Sollis pointed to the use of representation, and warranty insurance is another essential consideration. The high demand for healthcare businesses in Canada leads to significant seller power in the healthcare M&A space, Sollis said, resulting in more competitive auction processes and more deal terms that favour the seller.

"This results in a gap between the buyer's expectations, . . . particularly when buyers are paying high multiples for digital health care businesses, and the terms that sellers can drive in the current market conditions," he said. Rep and warranty insurance can play a crucial goal in bridging this gap to ensure buyers can be indemnified if there is a problem, transferring the risk to the insurer from the seller.

The third critical legal consideration, Sollis said, centres around third-party consents. Sollis said health care businesses often rely heavily on third-party payers, both government and private insurers, given the nature of Canada's universal healthcare system.

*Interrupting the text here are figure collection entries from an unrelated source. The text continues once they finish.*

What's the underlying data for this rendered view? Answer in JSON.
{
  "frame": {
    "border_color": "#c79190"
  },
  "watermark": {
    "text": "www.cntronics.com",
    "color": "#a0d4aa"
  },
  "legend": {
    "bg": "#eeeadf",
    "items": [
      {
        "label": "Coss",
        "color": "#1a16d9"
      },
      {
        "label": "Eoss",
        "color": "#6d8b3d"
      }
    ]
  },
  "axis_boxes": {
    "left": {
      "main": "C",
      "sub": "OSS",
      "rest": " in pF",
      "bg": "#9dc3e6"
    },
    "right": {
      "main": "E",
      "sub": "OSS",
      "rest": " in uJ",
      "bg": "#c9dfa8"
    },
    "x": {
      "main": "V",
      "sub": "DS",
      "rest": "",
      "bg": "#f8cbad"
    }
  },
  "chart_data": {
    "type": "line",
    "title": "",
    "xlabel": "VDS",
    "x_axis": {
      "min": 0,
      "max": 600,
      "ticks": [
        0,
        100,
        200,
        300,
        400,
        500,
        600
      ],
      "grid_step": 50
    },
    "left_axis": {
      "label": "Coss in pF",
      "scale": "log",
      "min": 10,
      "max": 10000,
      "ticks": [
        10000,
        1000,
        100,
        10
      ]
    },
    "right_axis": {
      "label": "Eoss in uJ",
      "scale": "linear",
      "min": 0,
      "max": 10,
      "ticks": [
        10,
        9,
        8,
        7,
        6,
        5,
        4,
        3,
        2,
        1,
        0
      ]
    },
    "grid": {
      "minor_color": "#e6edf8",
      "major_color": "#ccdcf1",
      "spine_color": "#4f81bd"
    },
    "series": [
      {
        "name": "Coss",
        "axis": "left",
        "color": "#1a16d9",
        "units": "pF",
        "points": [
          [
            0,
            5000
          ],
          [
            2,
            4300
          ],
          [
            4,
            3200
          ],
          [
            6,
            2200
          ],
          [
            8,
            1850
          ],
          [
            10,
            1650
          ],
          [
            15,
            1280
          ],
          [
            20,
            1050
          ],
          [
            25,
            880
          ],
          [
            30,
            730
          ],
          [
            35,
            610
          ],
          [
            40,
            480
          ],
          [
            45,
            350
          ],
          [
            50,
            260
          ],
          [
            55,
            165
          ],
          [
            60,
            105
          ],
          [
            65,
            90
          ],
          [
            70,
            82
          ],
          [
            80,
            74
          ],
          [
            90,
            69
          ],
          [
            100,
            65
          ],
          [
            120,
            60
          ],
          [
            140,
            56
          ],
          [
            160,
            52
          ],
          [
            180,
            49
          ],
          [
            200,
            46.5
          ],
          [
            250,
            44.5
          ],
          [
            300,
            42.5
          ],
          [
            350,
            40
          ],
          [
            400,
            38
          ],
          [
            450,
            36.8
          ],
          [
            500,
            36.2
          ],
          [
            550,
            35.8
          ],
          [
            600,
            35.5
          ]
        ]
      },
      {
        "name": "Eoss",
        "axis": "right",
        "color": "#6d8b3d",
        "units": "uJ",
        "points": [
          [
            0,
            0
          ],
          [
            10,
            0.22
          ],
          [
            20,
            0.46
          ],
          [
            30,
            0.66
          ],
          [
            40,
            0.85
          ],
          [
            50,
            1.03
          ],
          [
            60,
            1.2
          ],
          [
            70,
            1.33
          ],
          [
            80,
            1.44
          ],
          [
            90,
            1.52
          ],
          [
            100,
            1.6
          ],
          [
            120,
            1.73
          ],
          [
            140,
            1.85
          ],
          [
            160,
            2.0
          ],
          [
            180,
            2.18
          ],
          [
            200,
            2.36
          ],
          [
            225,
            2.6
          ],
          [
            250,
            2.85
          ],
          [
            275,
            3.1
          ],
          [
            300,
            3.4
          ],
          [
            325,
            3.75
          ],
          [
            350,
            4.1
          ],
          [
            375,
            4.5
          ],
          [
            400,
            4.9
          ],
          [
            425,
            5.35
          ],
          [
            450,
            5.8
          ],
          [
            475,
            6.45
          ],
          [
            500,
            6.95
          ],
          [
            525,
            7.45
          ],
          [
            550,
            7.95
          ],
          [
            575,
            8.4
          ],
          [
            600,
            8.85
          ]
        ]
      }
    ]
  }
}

Sollis said it's common for third-party players in the healthcare sector to have requirements related to consent, including detailed application packages and supporting information on the buying entity and its directors.

"For example, in a recent transaction that I was working on, the governmental third-party payer required criminal record checks for all of the directors and officers," Sollis said. "Which is fine, but unless you have those criminal record checks on hand, they can take several weeks to obtain depending on the jurisdiction where the directors and officers reside.

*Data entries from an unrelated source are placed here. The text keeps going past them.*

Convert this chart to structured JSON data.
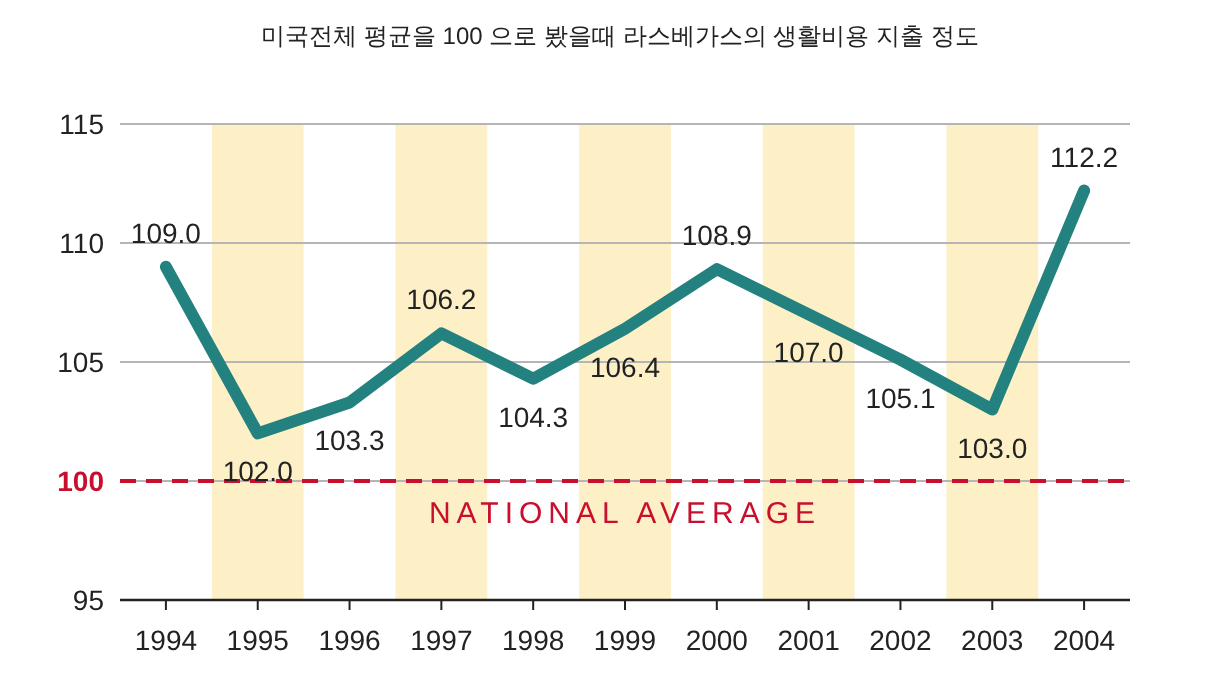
{
  "chart_data": {
    "type": "line",
    "title": "미국전체 평균을 100 으로 봤을때 라스베가스의 생활비용 지출 정도",
    "x": [
      1994,
      1995,
      1996,
      1997,
      1998,
      1999,
      2000,
      2001,
      2002,
      2003,
      2004
    ],
    "values": [
      109.0,
      102.0,
      103.3,
      106.2,
      104.3,
      106.4,
      108.9,
      107.0,
      105.1,
      103.0,
      112.2
    ],
    "value_labels": [
      "109.0",
      "102.0",
      "103.3",
      "106.2",
      "104.3",
      "106.4",
      "108.9",
      "107.0",
      "105.1",
      "103.0",
      "112.2"
    ],
    "color": "#23817f",
    "marker": "none",
    "line_style": "solid",
    "xlim": [
      1993.5,
      2004.5
    ],
    "xticks": [
      1994,
      1995,
      1996,
      1997,
      1998,
      1999,
      2000,
      2001,
      2002,
      2003,
      2004
    ],
    "ylim": [
      95,
      115
    ],
    "yticks": [
      95,
      100,
      105,
      110,
      115
    ],
    "grid": "y",
    "ref_lines": [
      {
        "axis": "y",
        "value": 100,
        "label": "NATIONAL AVERAGE",
        "color": "#c8102e",
        "line_style": "dashed"
      }
    ],
    "bands": [
      {
        "axis": "x",
        "from": 1994.5,
        "to": 1995.5,
        "color": "#fdf0c6"
      },
      {
        "axis": "x",
        "from": 1996.5,
        "to": 1997.5,
        "color": "#fdf0c6"
      },
      {
        "axis": "x",
        "from": 1998.5,
        "to": 1999.5,
        "color": "#fdf0c6"
      },
      {
        "axis": "x",
        "from": 2000.5,
        "to": 2001.5,
        "color": "#fdf0c6"
      },
      {
        "axis": "x",
        "from": 2002.5,
        "to": 2003.5,
        "color": "#fdf0c6"
      }
    ]
  }
}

This can have an impact on the timing of the closing of the deal, Sollis said, "so it's important for parties to develop plans to obtain to identify and obtain third party consents early on in the process."

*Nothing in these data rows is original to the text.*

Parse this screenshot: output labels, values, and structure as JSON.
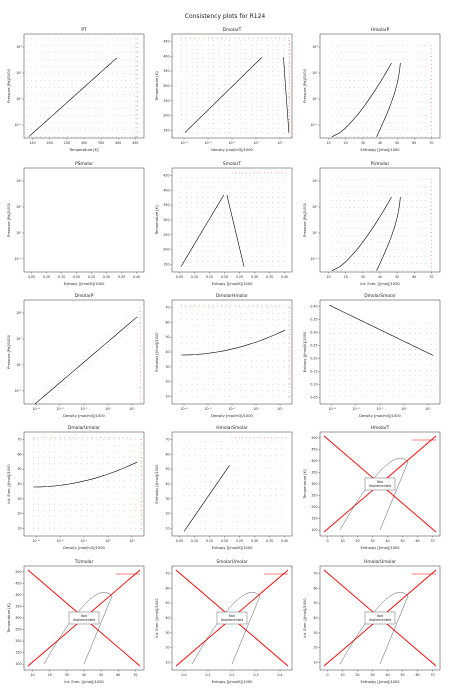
{
  "figure": {
    "title": "Consistency plots for R124"
  },
  "colors": {
    "curve": "#000000",
    "failed": "#ff0000",
    "box_edge": "#000000",
    "saturation_red": "#ff0000"
  },
  "chart_data": [
    {
      "type": "scatter",
      "title": "PT",
      "xlabel": "Temperature [K]",
      "ylabel": "Pressure [Pa]/1000",
      "xlim": [
        105,
        480
      ],
      "ylog": true,
      "ylim": [
        0.002,
        300000
      ],
      "xticks": [
        "150",
        "200",
        "250",
        "300",
        "350",
        "400",
        "450"
      ],
      "yticks": [
        "10⁻²",
        "10⁰",
        "10²",
        "10⁴"
      ],
      "grid": false,
      "curve_kind": "pt",
      "has_failures": true
    },
    {
      "type": "scatter",
      "title": "DmolarT",
      "xlabel": "Density [mol/m3]/1000",
      "ylabel": "Temperature [K]",
      "xlog": true,
      "xlim": [
        3e-06,
        15
      ],
      "ylim": [
        100,
        480
      ],
      "xticks": [
        "10⁻⁴",
        "10⁻³",
        "10⁻¹",
        "10⁰",
        "10¹"
      ],
      "yticks": [
        "150",
        "200",
        "250",
        "300",
        "350",
        "400",
        "450"
      ],
      "grid": false,
      "curve_kind": "dt",
      "has_failures": true
    },
    {
      "type": "scatter",
      "title": "HmolarP",
      "xlabel": "Enthalpy [J/mol]/1000",
      "ylabel": "Pressure [Pa]/1000",
      "xlim": [
        5,
        75
      ],
      "ylog": true,
      "ylim": [
        0.002,
        300000
      ],
      "xticks": [
        "10",
        "20",
        "30",
        "40",
        "50",
        "60",
        "70"
      ],
      "yticks": [
        "10⁻²",
        "10⁰",
        "10²",
        "10⁴"
      ],
      "grid": false,
      "curve_kind": "dome",
      "has_failures": true
    },
    {
      "type": "scatter",
      "title": "PSmolar",
      "xlabel": "Entropy [J/mol/K]/1000",
      "ylabel": "Pressure [Pa]/1000",
      "xlim": [
        0.02,
        0.42
      ],
      "ylog": true,
      "ylim": [
        0.002,
        300000
      ],
      "xticks": [
        "0.05",
        "0.10",
        "0.15",
        "0.20",
        "0.25",
        "0.30",
        "0.35",
        "0.40"
      ],
      "yticks": [
        "10⁻²",
        "10⁰",
        "10²",
        "10⁴"
      ],
      "grid": false,
      "curve_kind": "dome",
      "has_failures": true
    },
    {
      "type": "scatter",
      "title": "SmolarT",
      "xlabel": "Entropy [J/mol/K]/1000",
      "ylabel": "Temperature [K]",
      "xlim": [
        0.02,
        0.42
      ],
      "ylim": [
        100,
        480
      ],
      "xticks": [
        "0.05",
        "0.10",
        "0.15",
        "0.20",
        "0.25",
        "0.30",
        "0.35",
        "0.40"
      ],
      "yticks": [
        "150",
        "200",
        "250",
        "300",
        "350",
        "400",
        "450"
      ],
      "grid": false,
      "curve_kind": "tsdome",
      "has_failures": true
    },
    {
      "type": "scatter",
      "title": "PUmolar",
      "xlabel": "Int. Ener. [J/mol]/1000",
      "ylabel": "Pressure [Pa]/1000",
      "xlim": [
        5,
        75
      ],
      "ylog": true,
      "ylim": [
        0.002,
        300000
      ],
      "xticks": [
        "10",
        "20",
        "30",
        "40",
        "50",
        "60",
        "70"
      ],
      "yticks": [
        "10⁻²",
        "10⁰",
        "10²",
        "10⁴"
      ],
      "grid": false,
      "curve_kind": "dome",
      "has_failures": true
    },
    {
      "type": "scatter",
      "title": "DmolarP",
      "xlabel": "Density [mol/m3]/1000",
      "ylabel": "Pressure [Pa]/1000",
      "xlog": true,
      "xlim": [
        3e-06,
        15
      ],
      "ylog": true,
      "ylim": [
        0.002,
        300000
      ],
      "xticks": [
        "10⁻⁴",
        "10⁻³",
        "10⁻¹",
        "10⁰",
        "10¹"
      ],
      "yticks": [
        "10⁻²",
        "10⁰",
        "10²",
        "10⁴"
      ],
      "grid": false,
      "curve_kind": "dp",
      "has_failures": true
    },
    {
      "type": "scatter",
      "title": "DmolarHmolar",
      "xlabel": "Density [mol/m3]/1000",
      "ylabel": "Enthalpy [J/mol]/1000",
      "xlog": true,
      "xlim": [
        3e-06,
        15
      ],
      "ylim": [
        5,
        75
      ],
      "xticks": [
        "10⁻⁴",
        "10⁻³",
        "10⁻¹",
        "10⁰",
        "10¹"
      ],
      "yticks": [
        "10",
        "20",
        "30",
        "40",
        "50",
        "60",
        "70"
      ],
      "grid": false,
      "curve_kind": "dh",
      "has_failures": true
    },
    {
      "type": "scatter",
      "title": "DmolarSmolar",
      "xlabel": "Density [mol/m3]/1000",
      "ylabel": "Entropy [J/mol/K]/1000",
      "xlog": true,
      "xlim": [
        3e-06,
        15
      ],
      "ylim": [
        0.02,
        0.42
      ],
      "xticks": [
        "10⁻⁴",
        "10⁻³",
        "10⁻¹",
        "10⁰",
        "10¹"
      ],
      "yticks": [
        "0.05",
        "0.10",
        "0.15",
        "0.20",
        "0.25",
        "0.30",
        "0.35",
        "0.40"
      ],
      "grid": false,
      "curve_kind": "ds",
      "has_failures": false
    },
    {
      "type": "scatter",
      "title": "DmolarUmolar",
      "xlabel": "Density [mol/m3]/1000",
      "ylabel": "Int. Ener. [J/mol]/1000",
      "xlog": true,
      "xlim": [
        3e-06,
        15
      ],
      "ylim": [
        5,
        75
      ],
      "xticks": [
        "10⁻⁴",
        "10⁻³",
        "10⁻¹",
        "10⁰",
        "10¹"
      ],
      "yticks": [
        "10",
        "20",
        "30",
        "40",
        "50",
        "60",
        "70"
      ],
      "grid": false,
      "curve_kind": "dh",
      "has_failures": true
    },
    {
      "type": "scatter",
      "title": "HmolarSmolar",
      "xlabel": "Entropy [J/mol/K]/1000",
      "ylabel": "Enthalpy [J/mol]/1000",
      "xlim": [
        0.02,
        0.42
      ],
      "ylim": [
        5,
        75
      ],
      "xticks": [
        "0.05",
        "0.10",
        "0.15",
        "0.20",
        "0.25",
        "0.30",
        "0.35",
        "0.40"
      ],
      "yticks": [
        "10",
        "20",
        "30",
        "40",
        "50",
        "60",
        "70"
      ],
      "grid": false,
      "curve_kind": "hs",
      "has_failures": true
    },
    {
      "type": "scatter",
      "title": "HmolarT",
      "xlabel": "Enthalpy [J/mol]/1000",
      "ylabel": "Temperature [K]",
      "xlim": [
        0,
        75
      ],
      "ylim": [
        100,
        500
      ],
      "xticks": [
        "0",
        "10",
        "20",
        "30",
        "40",
        "50",
        "60",
        "70"
      ],
      "yticks": [
        "100",
        "150",
        "200",
        "250",
        "300",
        "350",
        "400",
        "450",
        "500"
      ],
      "grid": false,
      "curve_kind": "ni_ht",
      "not_implemented": "Not\nImplemented"
    },
    {
      "type": "scatter",
      "title": "TUmolar",
      "xlabel": "Int. Ener. [J/mol]/1000",
      "ylabel": "Temperature [K]",
      "xlim": [
        5,
        72
      ],
      "ylim": [
        100,
        500
      ],
      "xticks": [
        "10",
        "20",
        "30",
        "40",
        "50",
        "60",
        "70"
      ],
      "yticks": [
        "100",
        "150",
        "200",
        "250",
        "300",
        "350",
        "400",
        "450",
        "500"
      ],
      "grid": false,
      "curve_kind": "ni_ht",
      "not_implemented": "Not\nImplemented"
    },
    {
      "type": "scatter",
      "title": "SmolarUmolar",
      "xlabel": "Entropy [J/mol/K]/1000",
      "ylabel": "Int. Ener. [J/mol]/1000",
      "xlim": [
        0,
        0.43
      ],
      "ylim": [
        5,
        75
      ],
      "xticks": [
        "0.0",
        "0.1",
        "0.2",
        "0.3",
        "0.4"
      ],
      "yticks": [
        "10",
        "20",
        "30",
        "40",
        "50",
        "60",
        "70"
      ],
      "grid": false,
      "curve_kind": "ni_su",
      "not_implemented": "Not\nImplemented"
    },
    {
      "type": "scatter",
      "title": "HmolarUmolar",
      "xlabel": "Enthalpy [J/mol]/1000",
      "ylabel": "Int. Ener. [J/mol]/1000",
      "xlim": [
        0,
        75
      ],
      "ylim": [
        5,
        75
      ],
      "xticks": [
        "0",
        "10",
        "20",
        "30",
        "40",
        "50",
        "60",
        "70"
      ],
      "yticks": [
        "10",
        "20",
        "30",
        "40",
        "50",
        "60",
        "70"
      ],
      "grid": false,
      "curve_kind": "ni_hu",
      "not_implemented": "Not\nImplemented"
    }
  ]
}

Sara Levine, with Norton Rose Fulbright in Vancouver, agreed that understanding the multiple regulatory regimes in Canada is essential, from governments to the regulatory bodies for healthcare professionals. It's also crucial for parties in a transaction to understand the regulatory environment is "on constantly shifting ground."

"In the context of a particular target that you're engaged with, what kind of professionals do you have? Are they duly licensed? Do they have any complaints against them?"

Likewise, cybersecurity risks in the context of healthcare are also a significant consideration, said Imran Ahmad, Norton Rose's Canadian Head of Technology and Co-Chair of the Data Protection, Privacy & Cybersecurity practice.

"When we talk about the healthcare ecosystem, it is large, it is diverse, and it is multifactorial in terms of the number of participants, where they're based, and what their contribution is," he said. "So we can often see a challenge in identifying who's responsible for what and what liability may flow from a potential breach or non-compliance issue.”

Dan Pawliw, managing director of M&A and partnerships at TELUS Health in Toronto said that digital adoption in the healthcare sector has escalated since the beginning of the pandemic and is here to stay. He added that virtual care is becoming another accepted way of delivering care, with choices made on which method depending on the considerations for each case. Governments in Canada are acknowledging this, with billing codes, for example, that reflect the new reality.

Pawliw also pointed out that with the higher valuations that digital health entities now command, potential buyers will need to find the synergies and integration opportunities to make these deals profitable in the long run.

"It may not need to be on day one, maybe it's a three-to-five-year synergy discussion. But you really do need to have a line of sight into synergies and integrations. You really need to have an understanding what is the path over a 12-to-24-month footprint just to start off those integration and synergy conversations."